A Hybrid Method for Detecting Source-code Plagiarism in Computer Programming Courses

The paper presents a hybrid method for detecting source-code plagiarism in computer programming courses. For many programming courses, the students’ assignments are in the form of electronic source files and it is difficult for the teacher to manually detect the plagiarisms among the assignments. Our system can compare two source files automatically and help to solve this problem. The principle of the system is summarized: Firstly, the source files are processed with intension of filtering the noise elements such as header file include statements, comments, input/output statements and string literals. Secondly, a feature-based detection component is proposed. For each source file, a feature vector is generated which include physic metrics such as the number of source lines and the number of total words, Halstead metrics such as the statistics of source code operators, execution flows and operands. Then the distance between two feature vectors is computed which is considered as the similarity between the corresponding source files. Thirdly, a structure-based detection component is proposed.

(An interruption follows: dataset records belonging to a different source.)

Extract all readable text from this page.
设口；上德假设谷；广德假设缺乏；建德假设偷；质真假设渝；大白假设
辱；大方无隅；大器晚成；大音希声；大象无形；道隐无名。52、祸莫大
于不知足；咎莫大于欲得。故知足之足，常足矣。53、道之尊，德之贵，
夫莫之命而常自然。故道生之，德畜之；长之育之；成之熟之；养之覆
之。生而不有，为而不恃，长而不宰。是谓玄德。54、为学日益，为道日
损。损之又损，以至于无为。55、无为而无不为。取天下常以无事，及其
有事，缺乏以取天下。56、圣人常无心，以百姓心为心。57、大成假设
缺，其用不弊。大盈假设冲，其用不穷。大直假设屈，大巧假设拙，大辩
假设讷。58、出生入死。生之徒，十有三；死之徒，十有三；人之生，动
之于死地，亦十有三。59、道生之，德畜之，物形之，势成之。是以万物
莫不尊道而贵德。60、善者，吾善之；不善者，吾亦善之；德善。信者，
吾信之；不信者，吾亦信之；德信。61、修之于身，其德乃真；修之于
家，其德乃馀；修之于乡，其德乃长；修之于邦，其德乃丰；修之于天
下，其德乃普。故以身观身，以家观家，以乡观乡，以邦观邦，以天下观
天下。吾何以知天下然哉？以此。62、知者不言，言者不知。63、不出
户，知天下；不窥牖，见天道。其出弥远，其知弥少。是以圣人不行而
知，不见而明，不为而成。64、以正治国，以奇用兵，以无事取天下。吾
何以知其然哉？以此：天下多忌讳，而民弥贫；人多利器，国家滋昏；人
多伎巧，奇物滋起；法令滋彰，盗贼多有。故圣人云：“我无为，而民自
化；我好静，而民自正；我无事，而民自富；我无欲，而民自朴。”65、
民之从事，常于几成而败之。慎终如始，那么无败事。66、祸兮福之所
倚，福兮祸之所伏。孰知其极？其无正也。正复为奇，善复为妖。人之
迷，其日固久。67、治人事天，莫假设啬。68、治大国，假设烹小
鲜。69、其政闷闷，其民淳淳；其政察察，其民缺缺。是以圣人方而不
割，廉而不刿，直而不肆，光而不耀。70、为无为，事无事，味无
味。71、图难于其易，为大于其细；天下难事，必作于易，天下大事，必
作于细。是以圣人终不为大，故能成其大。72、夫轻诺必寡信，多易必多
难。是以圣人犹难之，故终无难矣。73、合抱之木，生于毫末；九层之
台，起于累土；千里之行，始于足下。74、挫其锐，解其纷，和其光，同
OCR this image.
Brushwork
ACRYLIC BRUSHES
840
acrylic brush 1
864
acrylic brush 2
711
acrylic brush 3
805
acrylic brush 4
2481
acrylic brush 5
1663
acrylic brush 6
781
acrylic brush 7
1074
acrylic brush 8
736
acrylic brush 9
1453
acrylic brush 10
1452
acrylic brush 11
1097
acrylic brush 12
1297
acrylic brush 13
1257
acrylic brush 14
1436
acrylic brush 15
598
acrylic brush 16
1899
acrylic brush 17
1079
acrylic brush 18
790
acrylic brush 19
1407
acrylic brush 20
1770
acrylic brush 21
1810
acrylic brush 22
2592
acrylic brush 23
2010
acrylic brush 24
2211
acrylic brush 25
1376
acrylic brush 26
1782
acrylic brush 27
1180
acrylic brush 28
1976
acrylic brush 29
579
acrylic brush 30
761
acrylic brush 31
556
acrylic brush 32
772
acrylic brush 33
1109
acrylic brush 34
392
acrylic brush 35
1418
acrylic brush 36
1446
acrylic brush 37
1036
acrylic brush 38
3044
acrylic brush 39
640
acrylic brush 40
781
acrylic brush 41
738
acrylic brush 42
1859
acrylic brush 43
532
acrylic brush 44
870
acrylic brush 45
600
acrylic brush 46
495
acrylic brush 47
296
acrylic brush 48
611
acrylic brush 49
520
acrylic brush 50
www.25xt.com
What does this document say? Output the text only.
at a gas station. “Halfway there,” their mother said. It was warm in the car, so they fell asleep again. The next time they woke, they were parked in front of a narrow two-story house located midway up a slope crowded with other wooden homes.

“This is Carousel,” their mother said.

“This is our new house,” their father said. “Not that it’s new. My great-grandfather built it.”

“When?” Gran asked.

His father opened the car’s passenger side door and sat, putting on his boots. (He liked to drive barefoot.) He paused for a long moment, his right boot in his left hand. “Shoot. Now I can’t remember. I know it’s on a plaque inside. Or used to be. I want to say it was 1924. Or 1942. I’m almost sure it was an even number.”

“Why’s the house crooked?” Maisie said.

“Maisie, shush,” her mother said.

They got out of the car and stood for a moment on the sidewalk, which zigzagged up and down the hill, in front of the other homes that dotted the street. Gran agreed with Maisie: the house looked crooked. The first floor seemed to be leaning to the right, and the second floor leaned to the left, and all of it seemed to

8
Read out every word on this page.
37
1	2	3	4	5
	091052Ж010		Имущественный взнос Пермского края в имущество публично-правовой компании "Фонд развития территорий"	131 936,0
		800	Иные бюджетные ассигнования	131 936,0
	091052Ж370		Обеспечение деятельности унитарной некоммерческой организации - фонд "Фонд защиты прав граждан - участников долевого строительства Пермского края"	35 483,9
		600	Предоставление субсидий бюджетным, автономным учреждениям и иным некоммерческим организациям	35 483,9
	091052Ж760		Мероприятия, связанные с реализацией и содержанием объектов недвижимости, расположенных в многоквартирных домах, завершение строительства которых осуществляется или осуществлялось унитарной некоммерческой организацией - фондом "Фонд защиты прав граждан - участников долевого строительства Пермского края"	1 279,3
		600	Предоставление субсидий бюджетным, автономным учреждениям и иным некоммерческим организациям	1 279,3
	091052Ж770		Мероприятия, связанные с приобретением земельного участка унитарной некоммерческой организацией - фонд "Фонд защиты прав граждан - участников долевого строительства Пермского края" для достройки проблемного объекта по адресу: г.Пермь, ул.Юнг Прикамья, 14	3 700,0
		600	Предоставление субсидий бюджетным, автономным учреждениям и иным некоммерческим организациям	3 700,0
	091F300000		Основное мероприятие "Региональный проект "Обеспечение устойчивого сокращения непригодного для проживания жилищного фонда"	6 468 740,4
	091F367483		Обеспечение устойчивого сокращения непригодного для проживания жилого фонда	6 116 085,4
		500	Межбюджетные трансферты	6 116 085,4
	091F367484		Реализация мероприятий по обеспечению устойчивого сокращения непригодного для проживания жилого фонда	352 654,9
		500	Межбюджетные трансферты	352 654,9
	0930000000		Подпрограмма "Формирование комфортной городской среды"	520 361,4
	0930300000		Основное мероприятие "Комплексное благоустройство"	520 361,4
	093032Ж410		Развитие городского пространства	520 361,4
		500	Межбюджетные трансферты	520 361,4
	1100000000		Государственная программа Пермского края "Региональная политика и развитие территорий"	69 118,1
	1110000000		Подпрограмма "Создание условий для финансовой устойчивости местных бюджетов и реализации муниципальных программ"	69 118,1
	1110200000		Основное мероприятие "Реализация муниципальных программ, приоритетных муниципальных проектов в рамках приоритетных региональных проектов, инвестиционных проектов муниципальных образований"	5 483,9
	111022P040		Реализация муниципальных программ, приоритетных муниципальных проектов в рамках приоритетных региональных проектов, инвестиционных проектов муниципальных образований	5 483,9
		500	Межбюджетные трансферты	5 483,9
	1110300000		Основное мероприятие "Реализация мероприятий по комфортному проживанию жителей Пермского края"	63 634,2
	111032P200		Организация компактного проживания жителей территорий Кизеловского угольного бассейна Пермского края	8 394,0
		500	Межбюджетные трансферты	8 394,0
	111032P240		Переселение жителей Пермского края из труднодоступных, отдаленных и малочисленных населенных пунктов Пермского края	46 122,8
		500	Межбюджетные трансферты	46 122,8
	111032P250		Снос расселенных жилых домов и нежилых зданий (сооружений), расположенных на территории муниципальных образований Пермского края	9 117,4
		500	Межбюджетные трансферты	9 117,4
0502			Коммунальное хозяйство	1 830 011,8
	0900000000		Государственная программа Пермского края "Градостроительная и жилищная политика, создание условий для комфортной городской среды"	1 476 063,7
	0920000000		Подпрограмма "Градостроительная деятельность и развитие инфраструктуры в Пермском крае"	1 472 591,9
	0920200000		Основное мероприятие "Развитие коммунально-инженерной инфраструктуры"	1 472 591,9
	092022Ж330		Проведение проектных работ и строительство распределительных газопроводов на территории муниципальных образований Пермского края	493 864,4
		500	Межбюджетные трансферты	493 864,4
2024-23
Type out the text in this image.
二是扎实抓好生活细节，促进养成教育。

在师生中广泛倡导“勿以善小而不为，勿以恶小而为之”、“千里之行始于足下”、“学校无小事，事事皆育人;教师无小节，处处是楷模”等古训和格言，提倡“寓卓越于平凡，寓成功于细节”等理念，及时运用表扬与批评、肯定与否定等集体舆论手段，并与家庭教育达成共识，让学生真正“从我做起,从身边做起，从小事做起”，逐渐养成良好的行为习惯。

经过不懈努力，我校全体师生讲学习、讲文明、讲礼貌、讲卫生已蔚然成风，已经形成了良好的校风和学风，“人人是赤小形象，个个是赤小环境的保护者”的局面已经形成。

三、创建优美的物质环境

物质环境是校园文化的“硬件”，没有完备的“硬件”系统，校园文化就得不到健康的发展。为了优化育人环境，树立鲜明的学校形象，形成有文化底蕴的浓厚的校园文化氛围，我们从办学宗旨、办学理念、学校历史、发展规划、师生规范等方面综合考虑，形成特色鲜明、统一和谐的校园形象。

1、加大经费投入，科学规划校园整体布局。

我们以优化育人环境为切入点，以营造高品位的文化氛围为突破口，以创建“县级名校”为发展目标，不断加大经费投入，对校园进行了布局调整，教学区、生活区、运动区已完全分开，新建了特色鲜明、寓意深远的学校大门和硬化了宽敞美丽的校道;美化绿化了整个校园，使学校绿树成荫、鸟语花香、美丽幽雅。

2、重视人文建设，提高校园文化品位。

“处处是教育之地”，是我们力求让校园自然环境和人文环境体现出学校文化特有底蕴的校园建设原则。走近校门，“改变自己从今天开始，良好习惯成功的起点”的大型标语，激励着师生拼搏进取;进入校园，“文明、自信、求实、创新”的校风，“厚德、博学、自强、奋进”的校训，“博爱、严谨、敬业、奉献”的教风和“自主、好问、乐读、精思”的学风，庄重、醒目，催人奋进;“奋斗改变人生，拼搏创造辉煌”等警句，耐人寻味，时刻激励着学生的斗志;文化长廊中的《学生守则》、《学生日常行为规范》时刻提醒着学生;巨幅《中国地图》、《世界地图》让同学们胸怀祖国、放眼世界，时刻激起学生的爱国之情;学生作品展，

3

For each source file, the source code is transformed into a sequence of well-defined tokens. Then to improve the computational efficiency each token is transformed into a single character using a mapping table. The LCS (Longest Common Subsequence) is computed for each two strings, which is considered as the similarity between the corresponding source files. Lastly, an integration component is proposed which uses a two-stage strategy to combine the above two separate components into one complete system. Experimental results show that our system can effectively spot the suspect program copies, even when they have some kind of minor modifications.